- Tournament logo
- Classification: Division I
- Season: 2010–11
- Teams: 7
- Site: UCCU Center Orem, Utah
- Champions: North Dakota (1st title)
- Winning coach: Brian Jones (1st title)
- MVP: Patrick Mitchell (North Dakota)

= 2011 Great West Conference men's basketball tournament =

The 2011 Great West Conference men's basketball tournament took place March 10–12, 2011 in Orem, Utah. According to National Collegiate Athletic Association (NCAA) regulations, as a new Division I conference the Great West champion does not receive an automatic bid into the NCAA tournament until 2020. However, 2011 champion North Dakota received an automatic bid to the 2011 CollegeInsider.com Tournament. In the 2010 tournament the South Dakota Coyotes defeated the Houston Baptist Huskies to claim their first basketball tournament championship.
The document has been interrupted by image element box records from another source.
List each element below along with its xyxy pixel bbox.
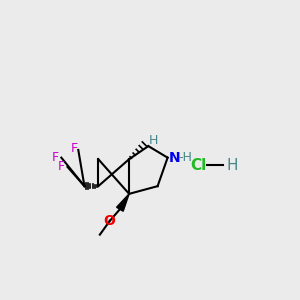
Text: N: N [169,151,181,165]
Text: F: F [58,160,65,173]
Text: -H: -H [178,151,192,164]
Text: O: O [103,214,115,228]
Text: Cl: Cl [190,158,206,173]
Text: H: H [148,134,158,147]
Text: H: H [227,158,239,173]
Text: F: F [52,151,59,164]
Text: F: F [70,142,77,155]
Polygon shape [117,194,129,211]
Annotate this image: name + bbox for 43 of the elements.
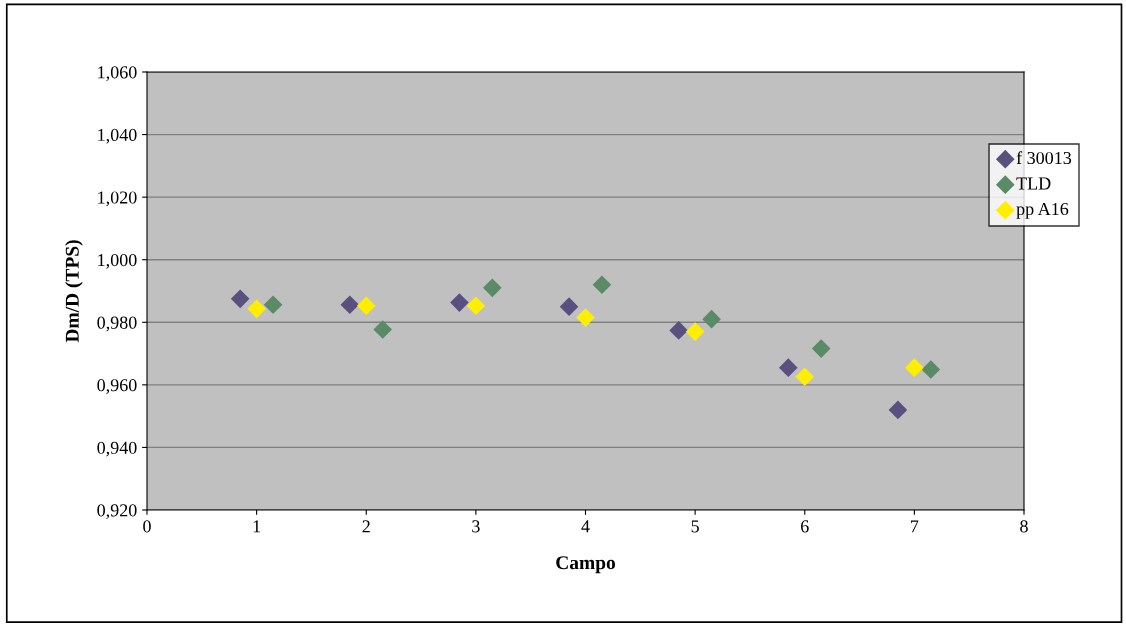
x-tick-label: 2 — [362, 520, 370, 533]
y-tick-label: 1,040 — [98, 128, 137, 144]
point — [247, 299, 266, 319]
y-tick-label: 1,000 — [98, 253, 137, 269]
point — [888, 400, 908, 420]
legend-label: TLD — [1016, 177, 1051, 190]
point — [576, 308, 595, 327]
y-tick-label: 0,940 — [97, 441, 137, 457]
x-tick-label: 1 — [253, 520, 261, 533]
x-tick-label: 6 — [801, 520, 809, 533]
x-axis-title: Campo — [556, 556, 616, 574]
point — [905, 358, 924, 377]
x-tick-label: 8 — [1020, 520, 1028, 533]
legend-label: f 30013 — [1016, 151, 1072, 165]
point — [230, 289, 250, 309]
point — [921, 360, 941, 379]
point — [340, 295, 360, 315]
y-axis-title: Dm/D (TPS) — [65, 240, 83, 343]
point — [702, 309, 721, 329]
y-tick-label: 0,920 — [97, 504, 137, 520]
y-tick-label: 0,960 — [97, 379, 137, 394]
point — [811, 339, 831, 358]
point — [483, 278, 502, 298]
point — [778, 358, 798, 377]
legend-label: pp A16 — [1016, 202, 1069, 219]
x-tick-label: 7 — [911, 520, 919, 533]
point — [263, 295, 283, 315]
x-tick-label: 0 — [143, 520, 151, 533]
point — [466, 296, 486, 316]
point — [795, 367, 815, 387]
point — [669, 321, 688, 340]
x-tick-label: 3 — [472, 520, 480, 533]
y-tick-label: 1,060 — [98, 66, 137, 82]
point — [356, 296, 376, 316]
point — [373, 320, 393, 339]
y-tick-label: 1,020 — [98, 191, 137, 207]
point — [685, 322, 705, 341]
x-tick-label: 5 — [691, 520, 699, 533]
x-tick-label: 4 — [581, 520, 590, 533]
point — [592, 275, 612, 295]
point — [450, 293, 469, 312]
point — [559, 297, 579, 316]
y-tick-label: 0,980 — [97, 316, 137, 332]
The third seeded Fighting Sioux of North Dakota defeated 2010 Great West tournament champion South Dakota 77–76 in a double-overtime thriller. The Coyotes had upset number 1 seed Utah Valley in the semi-finals. The game was won on a three-pointer from Sioux guard Josh Schuler with four seconds remaining. The championship result was a fitting end to a tournament that saw all six games decided by a total of eleven points. North Dakota's Patrick Mitchell was named tournament MVP.

==Format==
All seven conference members participated in the tournament with seeding based on results from the regular season; the number one seed received a bye to the semifinal round.